La regardant droit dans les yeux, j’assène mon meilleur argument :
« J’ai servi dans la troupe de Götz von Berlichingen, Götz main de fer, pendant le siège de Worms ».
Et pour couronner le tout, je lui fais une description fort exacte de Götz et de quelques uns de ses sbires.
Je ne mens qu’à demi. Je connais un peu Götz puisqu’il a séjourné dans notre château et mangé avec ses lieutenants à notre table il y a deux ans. Il nous a narré sa campagne contre les paysans révoltés d’Ostermark.
« Et puis au pistolet je touche ma cible à cent pas ! »
Il est exact que je sais tirer au pistolet et que je me débrouille à cheval. En revanche, je n’ai jamais tiré que sur des cibles ou à la chasse…
Pour le reste, j’improvise. Mes précepteurs m’ont appris un peu de rhétorique, un peu de casuistique aussi : je mens comme il faut, c’est à dire effrontément.
Les yeux de la fille ne me lâchent pas.
« Et pourquoi veux tu rejoindre les Loups d’Ostland ? »
Je brode. Je raconte que même les gars de Götz disaient que les «Loups» étaient les meilleurs.
En vérité, hier, j’ai vu mon frère Arpad et ses hommes d’armes parcourir le camp de Valmir von Raukov. Ils me cherchent. Je crains qu’il ne regrette à présent de m’avoir laissée en vie.
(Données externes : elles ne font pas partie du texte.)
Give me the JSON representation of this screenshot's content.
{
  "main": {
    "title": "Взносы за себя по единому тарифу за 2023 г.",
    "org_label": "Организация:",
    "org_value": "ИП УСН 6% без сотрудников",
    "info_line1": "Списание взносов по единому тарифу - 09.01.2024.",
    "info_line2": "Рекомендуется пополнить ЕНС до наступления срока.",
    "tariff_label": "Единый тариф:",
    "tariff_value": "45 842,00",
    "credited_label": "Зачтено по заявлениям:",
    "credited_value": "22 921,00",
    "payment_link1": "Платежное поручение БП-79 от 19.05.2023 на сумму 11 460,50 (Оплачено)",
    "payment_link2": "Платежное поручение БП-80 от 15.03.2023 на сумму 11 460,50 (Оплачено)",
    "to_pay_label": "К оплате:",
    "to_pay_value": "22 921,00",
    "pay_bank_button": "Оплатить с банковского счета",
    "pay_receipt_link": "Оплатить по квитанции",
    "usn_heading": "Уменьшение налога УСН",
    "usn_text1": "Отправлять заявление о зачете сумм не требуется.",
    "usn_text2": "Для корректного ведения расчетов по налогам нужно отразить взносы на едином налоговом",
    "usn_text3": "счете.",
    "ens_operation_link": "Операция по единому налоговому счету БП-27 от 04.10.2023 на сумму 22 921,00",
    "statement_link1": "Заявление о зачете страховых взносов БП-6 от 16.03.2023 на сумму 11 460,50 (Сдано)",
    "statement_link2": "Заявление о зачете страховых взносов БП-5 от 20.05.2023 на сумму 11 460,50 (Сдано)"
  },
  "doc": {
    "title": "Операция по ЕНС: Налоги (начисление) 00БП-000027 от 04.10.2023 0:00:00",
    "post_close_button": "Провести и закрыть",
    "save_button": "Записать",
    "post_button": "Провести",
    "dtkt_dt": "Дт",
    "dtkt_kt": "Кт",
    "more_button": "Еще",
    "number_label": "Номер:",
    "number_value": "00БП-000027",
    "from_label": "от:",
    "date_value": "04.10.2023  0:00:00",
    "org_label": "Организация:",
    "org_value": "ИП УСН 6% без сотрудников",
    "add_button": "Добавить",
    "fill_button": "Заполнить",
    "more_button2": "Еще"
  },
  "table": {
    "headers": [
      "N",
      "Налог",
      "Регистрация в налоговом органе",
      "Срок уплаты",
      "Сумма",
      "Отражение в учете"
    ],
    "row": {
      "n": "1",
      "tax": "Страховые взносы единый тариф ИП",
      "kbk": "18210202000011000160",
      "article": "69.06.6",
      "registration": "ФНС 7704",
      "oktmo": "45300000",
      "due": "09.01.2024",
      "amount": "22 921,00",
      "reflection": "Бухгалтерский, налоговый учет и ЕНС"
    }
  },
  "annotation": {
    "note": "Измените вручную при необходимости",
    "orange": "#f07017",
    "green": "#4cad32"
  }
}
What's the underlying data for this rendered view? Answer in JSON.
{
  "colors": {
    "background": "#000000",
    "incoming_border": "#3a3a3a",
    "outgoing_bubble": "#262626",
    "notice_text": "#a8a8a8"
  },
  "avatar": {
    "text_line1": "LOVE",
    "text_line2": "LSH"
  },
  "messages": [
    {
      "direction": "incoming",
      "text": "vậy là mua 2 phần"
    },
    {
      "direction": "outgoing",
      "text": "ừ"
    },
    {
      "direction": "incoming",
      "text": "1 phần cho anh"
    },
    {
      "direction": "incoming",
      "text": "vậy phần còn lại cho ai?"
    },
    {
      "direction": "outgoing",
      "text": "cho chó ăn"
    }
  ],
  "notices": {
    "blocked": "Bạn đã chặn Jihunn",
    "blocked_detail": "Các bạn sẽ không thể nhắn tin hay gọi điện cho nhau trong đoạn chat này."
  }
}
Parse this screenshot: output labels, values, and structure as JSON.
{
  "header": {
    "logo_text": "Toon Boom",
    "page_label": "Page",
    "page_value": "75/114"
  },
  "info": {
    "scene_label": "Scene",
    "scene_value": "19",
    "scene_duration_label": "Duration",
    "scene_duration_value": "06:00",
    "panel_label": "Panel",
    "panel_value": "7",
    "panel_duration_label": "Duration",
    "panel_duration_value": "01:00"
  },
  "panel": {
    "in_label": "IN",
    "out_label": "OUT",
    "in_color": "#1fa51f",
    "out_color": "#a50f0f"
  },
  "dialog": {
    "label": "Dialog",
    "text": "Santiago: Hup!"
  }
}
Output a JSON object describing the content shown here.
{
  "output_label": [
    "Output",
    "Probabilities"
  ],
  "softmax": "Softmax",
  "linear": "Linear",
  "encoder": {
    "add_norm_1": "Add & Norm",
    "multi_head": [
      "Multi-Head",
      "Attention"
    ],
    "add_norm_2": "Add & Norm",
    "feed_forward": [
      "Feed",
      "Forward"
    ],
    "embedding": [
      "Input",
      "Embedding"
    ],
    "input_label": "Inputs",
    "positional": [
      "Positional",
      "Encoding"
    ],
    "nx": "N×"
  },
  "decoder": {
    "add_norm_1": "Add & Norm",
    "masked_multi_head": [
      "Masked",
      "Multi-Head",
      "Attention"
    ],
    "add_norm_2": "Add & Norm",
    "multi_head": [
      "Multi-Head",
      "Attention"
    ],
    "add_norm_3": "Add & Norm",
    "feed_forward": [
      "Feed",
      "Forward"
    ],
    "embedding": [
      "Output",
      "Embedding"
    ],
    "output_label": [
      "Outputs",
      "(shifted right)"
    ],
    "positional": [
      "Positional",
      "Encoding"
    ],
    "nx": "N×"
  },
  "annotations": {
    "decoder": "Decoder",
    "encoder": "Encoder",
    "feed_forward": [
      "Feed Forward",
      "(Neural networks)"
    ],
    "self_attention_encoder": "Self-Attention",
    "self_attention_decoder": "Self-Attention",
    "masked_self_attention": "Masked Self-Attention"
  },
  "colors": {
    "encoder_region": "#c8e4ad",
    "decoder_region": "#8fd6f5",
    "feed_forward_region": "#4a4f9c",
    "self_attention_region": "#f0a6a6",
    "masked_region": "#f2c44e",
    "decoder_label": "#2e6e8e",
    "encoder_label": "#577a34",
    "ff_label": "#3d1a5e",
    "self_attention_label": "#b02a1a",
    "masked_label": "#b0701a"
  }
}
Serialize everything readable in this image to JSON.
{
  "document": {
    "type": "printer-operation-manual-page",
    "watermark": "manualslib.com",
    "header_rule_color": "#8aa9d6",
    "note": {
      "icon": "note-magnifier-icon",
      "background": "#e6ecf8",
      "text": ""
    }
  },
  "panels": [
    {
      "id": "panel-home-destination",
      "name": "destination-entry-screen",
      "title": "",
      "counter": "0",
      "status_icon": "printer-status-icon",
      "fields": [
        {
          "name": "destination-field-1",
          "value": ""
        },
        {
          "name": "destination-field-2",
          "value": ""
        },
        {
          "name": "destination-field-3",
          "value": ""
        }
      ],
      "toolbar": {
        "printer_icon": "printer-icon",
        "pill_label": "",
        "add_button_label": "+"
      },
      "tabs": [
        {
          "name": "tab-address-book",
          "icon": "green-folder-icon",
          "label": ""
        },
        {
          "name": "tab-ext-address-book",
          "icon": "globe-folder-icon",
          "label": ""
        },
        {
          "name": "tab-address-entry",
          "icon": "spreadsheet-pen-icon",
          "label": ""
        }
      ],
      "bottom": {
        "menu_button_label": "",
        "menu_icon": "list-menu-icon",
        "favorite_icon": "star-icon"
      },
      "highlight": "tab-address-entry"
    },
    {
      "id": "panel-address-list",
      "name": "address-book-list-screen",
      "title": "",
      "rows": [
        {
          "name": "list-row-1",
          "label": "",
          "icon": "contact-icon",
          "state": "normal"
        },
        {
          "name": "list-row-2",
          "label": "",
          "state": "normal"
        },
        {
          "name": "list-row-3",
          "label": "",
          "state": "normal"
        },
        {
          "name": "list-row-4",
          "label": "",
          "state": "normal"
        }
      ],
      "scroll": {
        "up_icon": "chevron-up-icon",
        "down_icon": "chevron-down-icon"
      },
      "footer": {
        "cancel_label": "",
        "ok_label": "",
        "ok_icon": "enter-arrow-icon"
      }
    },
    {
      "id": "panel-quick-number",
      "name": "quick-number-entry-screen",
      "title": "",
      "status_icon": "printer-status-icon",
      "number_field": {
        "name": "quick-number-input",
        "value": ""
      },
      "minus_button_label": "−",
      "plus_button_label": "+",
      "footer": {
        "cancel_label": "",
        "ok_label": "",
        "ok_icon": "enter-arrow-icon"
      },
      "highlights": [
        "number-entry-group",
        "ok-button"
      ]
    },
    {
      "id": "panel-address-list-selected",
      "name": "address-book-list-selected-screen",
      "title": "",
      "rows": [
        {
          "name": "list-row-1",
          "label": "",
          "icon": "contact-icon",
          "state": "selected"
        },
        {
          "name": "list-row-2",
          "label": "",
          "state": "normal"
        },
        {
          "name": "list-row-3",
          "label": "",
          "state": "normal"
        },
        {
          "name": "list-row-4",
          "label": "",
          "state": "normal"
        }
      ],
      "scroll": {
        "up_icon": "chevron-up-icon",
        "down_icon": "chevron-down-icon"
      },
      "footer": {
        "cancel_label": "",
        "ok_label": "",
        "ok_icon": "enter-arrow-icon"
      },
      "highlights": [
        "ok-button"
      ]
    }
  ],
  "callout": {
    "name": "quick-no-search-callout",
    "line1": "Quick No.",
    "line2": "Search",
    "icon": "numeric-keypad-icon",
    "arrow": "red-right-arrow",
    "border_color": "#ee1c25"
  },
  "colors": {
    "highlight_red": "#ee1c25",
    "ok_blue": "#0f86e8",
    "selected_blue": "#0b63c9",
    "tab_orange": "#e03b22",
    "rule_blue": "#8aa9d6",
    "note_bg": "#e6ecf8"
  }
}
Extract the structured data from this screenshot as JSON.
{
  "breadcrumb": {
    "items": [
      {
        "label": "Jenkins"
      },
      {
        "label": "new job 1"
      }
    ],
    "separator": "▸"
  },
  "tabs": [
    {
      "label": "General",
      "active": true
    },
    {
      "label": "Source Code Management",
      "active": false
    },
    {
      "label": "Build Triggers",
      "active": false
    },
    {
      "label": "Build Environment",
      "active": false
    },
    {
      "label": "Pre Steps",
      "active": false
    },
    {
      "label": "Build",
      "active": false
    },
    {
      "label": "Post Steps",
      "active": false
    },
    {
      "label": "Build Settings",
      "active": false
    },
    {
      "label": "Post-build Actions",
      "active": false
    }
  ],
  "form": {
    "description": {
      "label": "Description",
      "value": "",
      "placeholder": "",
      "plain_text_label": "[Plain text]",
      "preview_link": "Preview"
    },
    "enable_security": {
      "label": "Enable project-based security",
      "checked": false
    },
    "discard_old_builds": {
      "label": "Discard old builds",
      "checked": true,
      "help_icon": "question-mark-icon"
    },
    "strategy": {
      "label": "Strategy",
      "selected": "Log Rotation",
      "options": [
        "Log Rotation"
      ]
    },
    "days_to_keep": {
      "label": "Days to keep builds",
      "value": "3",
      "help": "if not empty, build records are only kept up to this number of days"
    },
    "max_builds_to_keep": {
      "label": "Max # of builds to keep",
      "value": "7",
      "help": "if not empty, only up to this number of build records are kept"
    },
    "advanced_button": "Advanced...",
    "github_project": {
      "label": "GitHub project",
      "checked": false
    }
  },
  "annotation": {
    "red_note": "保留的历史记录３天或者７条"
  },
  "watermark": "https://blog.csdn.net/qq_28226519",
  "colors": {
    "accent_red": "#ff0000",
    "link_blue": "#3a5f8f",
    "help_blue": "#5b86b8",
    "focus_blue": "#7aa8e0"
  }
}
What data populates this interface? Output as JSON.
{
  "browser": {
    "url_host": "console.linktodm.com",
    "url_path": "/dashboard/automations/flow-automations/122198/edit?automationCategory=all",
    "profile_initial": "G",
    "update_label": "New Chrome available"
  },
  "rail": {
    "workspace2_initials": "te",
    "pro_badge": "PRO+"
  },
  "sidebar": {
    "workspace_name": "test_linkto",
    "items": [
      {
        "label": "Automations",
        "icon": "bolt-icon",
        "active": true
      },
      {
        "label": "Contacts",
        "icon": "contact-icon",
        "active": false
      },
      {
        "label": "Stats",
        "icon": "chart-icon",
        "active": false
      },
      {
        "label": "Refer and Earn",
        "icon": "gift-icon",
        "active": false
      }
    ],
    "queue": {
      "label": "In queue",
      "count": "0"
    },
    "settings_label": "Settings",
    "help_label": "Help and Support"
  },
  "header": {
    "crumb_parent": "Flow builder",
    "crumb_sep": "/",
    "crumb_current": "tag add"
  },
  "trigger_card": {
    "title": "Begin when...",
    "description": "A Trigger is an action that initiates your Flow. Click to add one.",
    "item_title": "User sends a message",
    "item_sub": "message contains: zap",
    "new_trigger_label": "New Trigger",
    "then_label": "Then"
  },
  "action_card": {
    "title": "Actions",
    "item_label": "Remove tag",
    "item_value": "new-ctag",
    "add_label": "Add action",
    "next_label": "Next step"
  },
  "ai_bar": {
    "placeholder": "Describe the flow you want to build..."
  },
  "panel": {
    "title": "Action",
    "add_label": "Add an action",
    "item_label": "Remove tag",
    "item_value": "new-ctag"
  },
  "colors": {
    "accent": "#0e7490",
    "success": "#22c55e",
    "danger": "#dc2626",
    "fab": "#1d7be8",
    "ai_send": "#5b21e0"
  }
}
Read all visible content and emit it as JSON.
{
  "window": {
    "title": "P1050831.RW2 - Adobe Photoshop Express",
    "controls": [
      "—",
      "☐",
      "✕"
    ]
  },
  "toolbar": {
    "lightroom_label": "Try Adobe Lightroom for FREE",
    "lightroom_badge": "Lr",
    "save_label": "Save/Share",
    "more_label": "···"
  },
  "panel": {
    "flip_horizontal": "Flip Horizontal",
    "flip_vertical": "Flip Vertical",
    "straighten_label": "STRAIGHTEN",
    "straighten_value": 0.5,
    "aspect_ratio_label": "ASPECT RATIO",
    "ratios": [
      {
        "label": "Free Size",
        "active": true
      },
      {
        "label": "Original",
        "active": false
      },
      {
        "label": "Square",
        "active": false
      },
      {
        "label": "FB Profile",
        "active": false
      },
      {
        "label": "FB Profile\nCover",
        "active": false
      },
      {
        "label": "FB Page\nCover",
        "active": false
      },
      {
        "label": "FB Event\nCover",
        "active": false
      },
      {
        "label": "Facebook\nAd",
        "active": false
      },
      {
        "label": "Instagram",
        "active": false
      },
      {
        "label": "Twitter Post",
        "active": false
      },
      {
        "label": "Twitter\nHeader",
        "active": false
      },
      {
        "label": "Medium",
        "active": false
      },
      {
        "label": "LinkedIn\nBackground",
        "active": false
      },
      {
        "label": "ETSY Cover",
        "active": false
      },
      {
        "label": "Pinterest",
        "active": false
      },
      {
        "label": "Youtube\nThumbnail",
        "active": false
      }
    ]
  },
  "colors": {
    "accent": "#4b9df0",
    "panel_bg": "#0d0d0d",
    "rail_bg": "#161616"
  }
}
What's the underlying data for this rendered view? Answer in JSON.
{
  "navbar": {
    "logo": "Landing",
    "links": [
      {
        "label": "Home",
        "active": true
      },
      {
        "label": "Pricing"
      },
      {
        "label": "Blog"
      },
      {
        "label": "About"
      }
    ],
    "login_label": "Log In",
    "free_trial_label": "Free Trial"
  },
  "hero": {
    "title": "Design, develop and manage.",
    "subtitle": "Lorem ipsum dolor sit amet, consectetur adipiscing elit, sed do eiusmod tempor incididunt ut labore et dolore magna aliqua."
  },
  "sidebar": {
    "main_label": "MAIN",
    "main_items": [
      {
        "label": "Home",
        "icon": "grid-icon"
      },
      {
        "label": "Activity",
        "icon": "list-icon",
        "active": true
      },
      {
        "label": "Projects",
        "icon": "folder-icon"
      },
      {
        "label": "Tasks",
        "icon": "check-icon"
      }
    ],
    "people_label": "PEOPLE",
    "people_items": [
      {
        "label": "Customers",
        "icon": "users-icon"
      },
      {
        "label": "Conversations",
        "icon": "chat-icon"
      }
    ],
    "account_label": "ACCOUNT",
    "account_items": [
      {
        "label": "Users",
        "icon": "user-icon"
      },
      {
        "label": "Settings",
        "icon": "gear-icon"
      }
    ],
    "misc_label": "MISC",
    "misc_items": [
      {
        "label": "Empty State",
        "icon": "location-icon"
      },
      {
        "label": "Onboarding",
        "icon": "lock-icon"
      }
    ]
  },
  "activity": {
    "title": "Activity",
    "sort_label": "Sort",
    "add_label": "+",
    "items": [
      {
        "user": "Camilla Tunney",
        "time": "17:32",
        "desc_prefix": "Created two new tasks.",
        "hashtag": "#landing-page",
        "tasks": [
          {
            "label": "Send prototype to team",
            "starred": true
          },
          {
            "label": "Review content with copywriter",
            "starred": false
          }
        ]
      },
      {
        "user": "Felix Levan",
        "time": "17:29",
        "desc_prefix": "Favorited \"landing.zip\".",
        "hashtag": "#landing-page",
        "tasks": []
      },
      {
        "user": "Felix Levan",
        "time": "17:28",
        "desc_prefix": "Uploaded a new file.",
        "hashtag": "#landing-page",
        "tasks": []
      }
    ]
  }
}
Je pensais me cacher à Wolfenburg mais la ville est en ruines ; ce qui reste de sa population a trouvé refuge dans les faubourgs. Ils ne tarderont pas à me mettre la main au collet. Il faut que je quitte cet endroit et je n’ai plus un sous vaillant. Jusqu’à ce qu’ils quittent la région, je me cacherai dans les rangs de ces mercenaires. Après…nous verrons.
Elle se lève, elle me dépasse d’une tête. Je regarde avec regret le contenu de mon assiette, le repas qu’elle m’a offert était le premier depuis deux jours. Sa main enserre mon bras comme un étau, elle m’entraine vers le fonds de la taverne.
« Allez, viens ma biche, tu vas raconter ton histoire à Till. »
Le reitre devant lequel elle me traine a une trogne rougeâtre toute en bosses et en creux qui semble être l’œuvre de Nurgle.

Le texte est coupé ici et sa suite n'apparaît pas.